He grabbed his pillow and his blanket and was just getting ready to throw them on the sofa when there was a tap on his door.
He hadn’t carried his weapon—the gun which had been created from plastic with a 3D printer—out on deck and while hanging out in groups, because Chloe had easily been able to carry hers in her bag. At the tap, he hurried to his small suitcase to dig around his clothing and find it, holding it to his back as he went to the door.
He looked through the peephole and frowned.
It was Markowitz.
Sliding the gun into the front of his pants, covered by his shirt, he quietly opened the door.
“I’m so sorry to bother you!” Markowitz said.
“It’s all right. What is it?”
“I just... well, I wanted to warn you. I mean, you and your wife, you seem like really nice, good people. That guy... the big guy, Thompson, he wouldn’t be alive if it weren’t for you two.”
“I know that you’re getting off the ship and I respect you doing so, but—”
“No, I know you two don’t want to leave your cruise.

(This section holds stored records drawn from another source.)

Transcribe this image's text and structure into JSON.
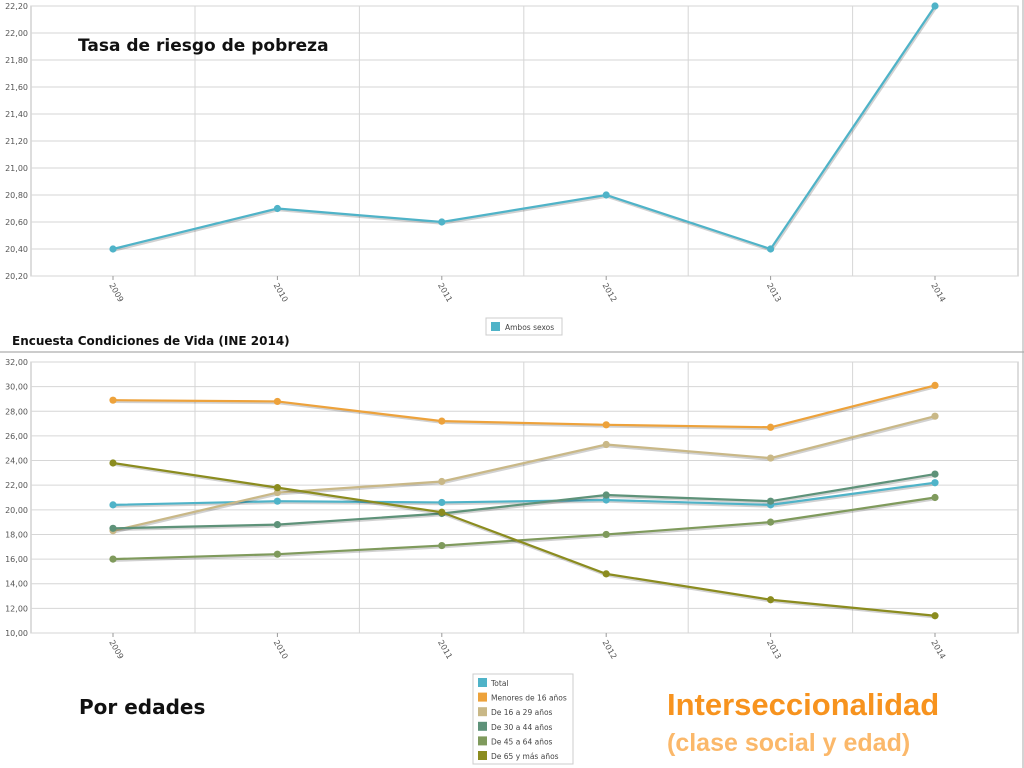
{
  "chart_data": [
    {
      "type": "line",
      "title": "Tasa de riesgo de pobreza",
      "x": [
        "2009",
        "2010",
        "2011",
        "2012",
        "2013",
        "2014"
      ],
      "ylim": [
        20.2,
        22.2
      ],
      "yticks": [
        "20,20",
        "20,40",
        "20,60",
        "20,80",
        "21,00",
        "21,20",
        "21,40",
        "21,60",
        "21,80",
        "22,00",
        "22,20"
      ],
      "grid": true,
      "legend_position": "bottom-center",
      "series": [
        {
          "name": "Ambos sexos",
          "color": "#4fb3c8",
          "values": [
            20.4,
            20.7,
            20.6,
            20.8,
            20.4,
            22.2
          ]
        }
      ]
    },
    {
      "type": "line",
      "x": [
        "2009",
        "2010",
        "2011",
        "2012",
        "2013",
        "2014"
      ],
      "ylim": [
        10,
        32
      ],
      "yticks": [
        "10,00",
        "12,00",
        "14,00",
        "16,00",
        "18,00",
        "20,00",
        "22,00",
        "24,00",
        "26,00",
        "28,00",
        "30,00",
        "32,00"
      ],
      "grid": true,
      "legend_position": "bottom-center",
      "series": [
        {
          "name": "Total",
          "color": "#4fb3c8",
          "values": [
            20.4,
            20.7,
            20.6,
            20.8,
            20.4,
            22.2
          ]
        },
        {
          "name": "Menores de 16 años",
          "color": "#eda23b",
          "values": [
            28.9,
            28.8,
            27.2,
            26.9,
            26.7,
            30.1
          ]
        },
        {
          "name": "De 16 a 29 años",
          "color": "#c9b887",
          "values": [
            18.3,
            21.4,
            22.3,
            25.3,
            24.2,
            27.6
          ]
        },
        {
          "name": "De 30 a 44 años",
          "color": "#5e9279",
          "values": [
            18.5,
            18.8,
            19.7,
            21.2,
            20.7,
            22.9
          ]
        },
        {
          "name": "De 45 a 64 años",
          "color": "#7f9a5c",
          "values": [
            16.0,
            16.4,
            17.1,
            18.0,
            19.0,
            21.0
          ]
        },
        {
          "name": "De 65 y más años",
          "color": "#8b8c1f",
          "values": [
            23.8,
            21.8,
            19.8,
            14.8,
            12.7,
            11.4
          ]
        }
      ]
    }
  ],
  "source_label": "Encuesta Condiciones de Vida (INE 2014)",
  "section_label": "Por edades",
  "heading": "Interseccionalidad",
  "subheading": "(clase social y edad)",
  "colors": {
    "heading": "#f7931e",
    "subheading": "#fbb86a",
    "grid": "#d6d6d6"
  }
}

Butbe careful. I don’t like that lady. I wanted you to know that she was having a big fight with her husband in the casino. He pretended it was over money. But I heard them. And she just told him to shut up, that she was the breadwinner, he was lucky that she let him hang around. I think that you need to be very careful around her, and I know that I sound like a paranoid kook, but...”
“No, no, I can understand your feelings. She can be very rude to him, but some people are just like that and—”
“Why does anyone stay? Unless she is promising something big!” Markowitz said.
Wes shook his head. “Who knows? All kinds make the world go around. But thank you. And the best to you and your wife. I hope you’re able to have a good vacation sometime soon!”
Markowitz nodded. “I hope I’m just being paranoid. Well, please, do be careful. You have a brave and beautiful wife, sir. Take care of her!”
“Not to worry, I intend to,” Wes assured him.
“Well, good night, then,” Markowitz told him. “The best to you, too.”
Markowitz turned to leave. Wes watched as he walked down the long hallway to the elevator.
He closed and locked the door.
He swung around, almost drawing his plastic weapon, but he smiled because he expected what he saw.
Chloe was there. She had changed into a long nightdress, but he knew that she stood by the door to the bedroom, half opened, because she had her plastic gun out and she’d been standing there, quietly listening.
“You had my back,” he said.
“Always,” she promised him.“Did I miss anything?” she asked.
He shook his head. “Nothing we didn’t know. Celia Henderson is a narcistic ballbuster and when people hear what she says to her husband, they don’t like her very much.”
“But it is possible that she’s much more. Possible that she’s been responsible for these deaths and that he’s scared, too, doesn’t want to go to jail or wind up dead himself, and falls right into line so that something like that doesn’t happen.”
“He could go to the police,” Wes said.
“He could be too scared. Then again, maybe somewhere along the line, if she is the mastermind behind some imagined takeover, he has plans to turn against her.”
Wes nodded. “Possibly,” he said softly.
“My fault. We should have gone dancing with them tonight.”
“How could you have known?”
“And, of course, we will be with them on an hour and a half bus ride!”